Historically, the HSI has faced numerous challenges, but this latest decline surpasses previous downturns. The largest point drop prior to this was recorded on October 18, 2024, when the index fell 2,172 points. The 2008 financial crisis also saw a significant decline, with a drop of 2,061 points on January 22 of that year. However, the largest percentage drop in history occurred on October 26, 1987, when the index fell by 33.33% in a single day, a stark reminder of the volatility that can grip financial markets.
As analysts assess the impact of these developments, many are left wondering how long the effects of the trade war will linger. The uncertainty surrounding trade relations between the U.S. and China continues to loom large, and investors are bracing for further volatility in the coming weeks. With the global economy already showing signs of strain, the potential for further market disruptions remains a pressing concern.

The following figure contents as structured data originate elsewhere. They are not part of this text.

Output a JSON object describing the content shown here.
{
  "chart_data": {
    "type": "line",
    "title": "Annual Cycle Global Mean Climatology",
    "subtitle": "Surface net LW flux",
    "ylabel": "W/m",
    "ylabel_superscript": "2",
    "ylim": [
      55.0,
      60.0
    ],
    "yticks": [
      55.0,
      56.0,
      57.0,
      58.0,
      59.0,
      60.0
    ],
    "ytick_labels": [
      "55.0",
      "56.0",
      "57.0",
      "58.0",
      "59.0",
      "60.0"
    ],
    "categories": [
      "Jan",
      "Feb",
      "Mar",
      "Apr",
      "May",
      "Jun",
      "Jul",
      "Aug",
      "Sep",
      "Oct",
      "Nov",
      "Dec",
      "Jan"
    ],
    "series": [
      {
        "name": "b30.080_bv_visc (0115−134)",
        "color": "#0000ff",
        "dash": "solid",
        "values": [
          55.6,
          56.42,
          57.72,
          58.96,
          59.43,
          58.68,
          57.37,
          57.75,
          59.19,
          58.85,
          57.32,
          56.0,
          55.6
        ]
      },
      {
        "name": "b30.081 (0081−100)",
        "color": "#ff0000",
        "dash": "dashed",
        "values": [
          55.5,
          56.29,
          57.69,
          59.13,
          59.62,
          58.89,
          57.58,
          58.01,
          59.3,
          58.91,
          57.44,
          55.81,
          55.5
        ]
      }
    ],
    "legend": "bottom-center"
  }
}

As the dust settles on this historic trading day, the focus will undoubtedly shift to the broader implications of the trade war and its impact on the global economy. Investors and analysts alike will be closely monitoring developments in the coming days, as the landscape of international trade continues to evolve.
In conclusion, the events of April 7, 2025, serve as a stark reminder of the interconnectedness of global markets and the significant impact that political decisions can have on economic stability. As the world watches and waits, the future of international trade hangs in the balance.